Ben & Jerry‘s war 1978 von den Amerikanern Ben Cohen und Jerry Greenfield gegründet worden. Als Bio-Unternehmen positionierten sie die Eismarke als Hersteller mit einer Mission – passend zum damaligen linksliberalen Zeitgeist in Teilen der USA. Für viele Eisliebhaber rechtfertigte das offenbar einen höheren Preis. Das machte die Marke attraktiv für Unilever, das sie im Jahr 2000 übernahm. Es galt als Experiment, ob politisches Sendungsbewusstsein und Konzernkultur zusammenpassen. Der Versuch steht nun offenbar kurz vor dem Scheitern.

Die erneuten juristischen Auseinandersetzungen sind nur die jüngste Entwicklung in einem Streit, der Unilever seit 2021 verfolgt, als der Hersteller von Eis-Sorten wie „Peace Pops“ und „Pecan Resist“ bekannt gab, dass er den Verkauf in jüdischen Siedlungen im Westjordanland einstellen werde. Die daraus resultierende politische Kontroverse verärgerte die Aktionäre von Unilever und führte schließlich dazu, dass der Konzern seine Eiscreme-Sparte in Israel an einen lokalen Hersteller verkaufte.

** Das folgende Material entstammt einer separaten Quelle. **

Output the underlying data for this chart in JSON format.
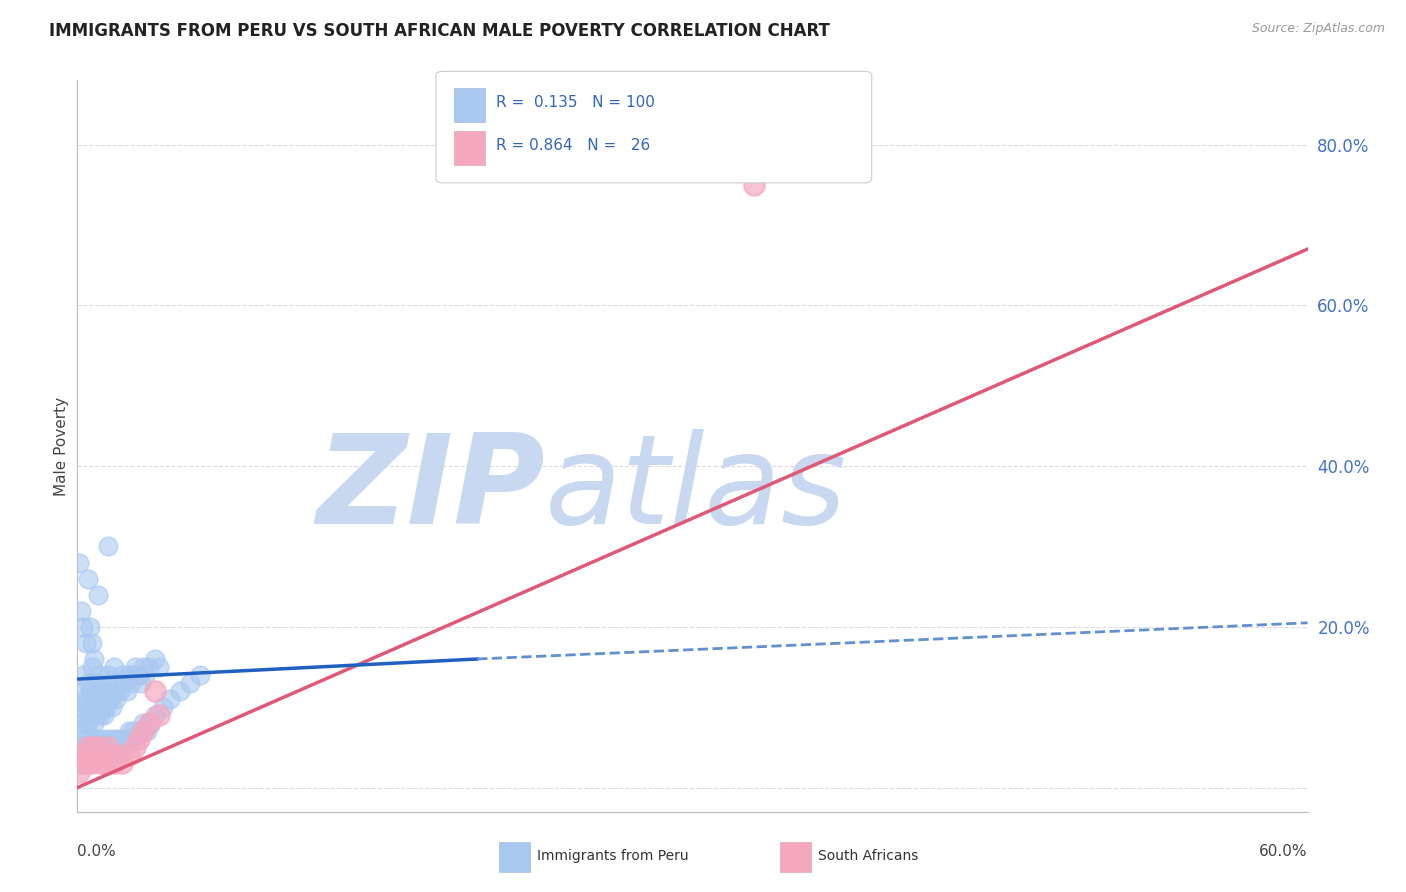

Der „Axe“-Hersteller Unilever ist ohnehin inzwischen dabei, seine Speiseeis-Sparte mit Marken wie Langnese und eben Ben & Jerry‘s auszugliedern. Sie passt nicht mehr recht zum übrigen Geschäft. Der Vorgang dürfte auf einen Verkauf hinauslaufen. Dabei ist unklar, ob die ungewöhnliche Vereinbarung zu Ben & Jerry‘s auf neue Eigentümer übertragen werden würde.

Minor Myers, Professor an der University of Connecticut School of Law, sagte der Agentur Reuters, dass der Streit die Bewertung den Wert der Eissparte senken könnte – insbesondere, falls ein Finanzinvestor oder Unilever-Konkurrent sie kaufen sollte. „Die Situation von Ben & Jerry‘s wäre für jeden möglichen Käufer ein Thema“, sagte der Experte.

Im Jahr 2022 verklagte der Vorstand der Marke den Unilever-Konzern bereits wegen Verletzung der Fusionsvereinbarung aus dem Jahr 2000, die Ben & Jerry‘s die Kontrolle über seine soziale Mission zugestand. Der Streit wurde Ende 2022 vertraulich beigelegt. Teil dieser Vereinbarung ist, dass Ben & Jerry‘s in Israel als eigenständiges Unternehmen agieren kann.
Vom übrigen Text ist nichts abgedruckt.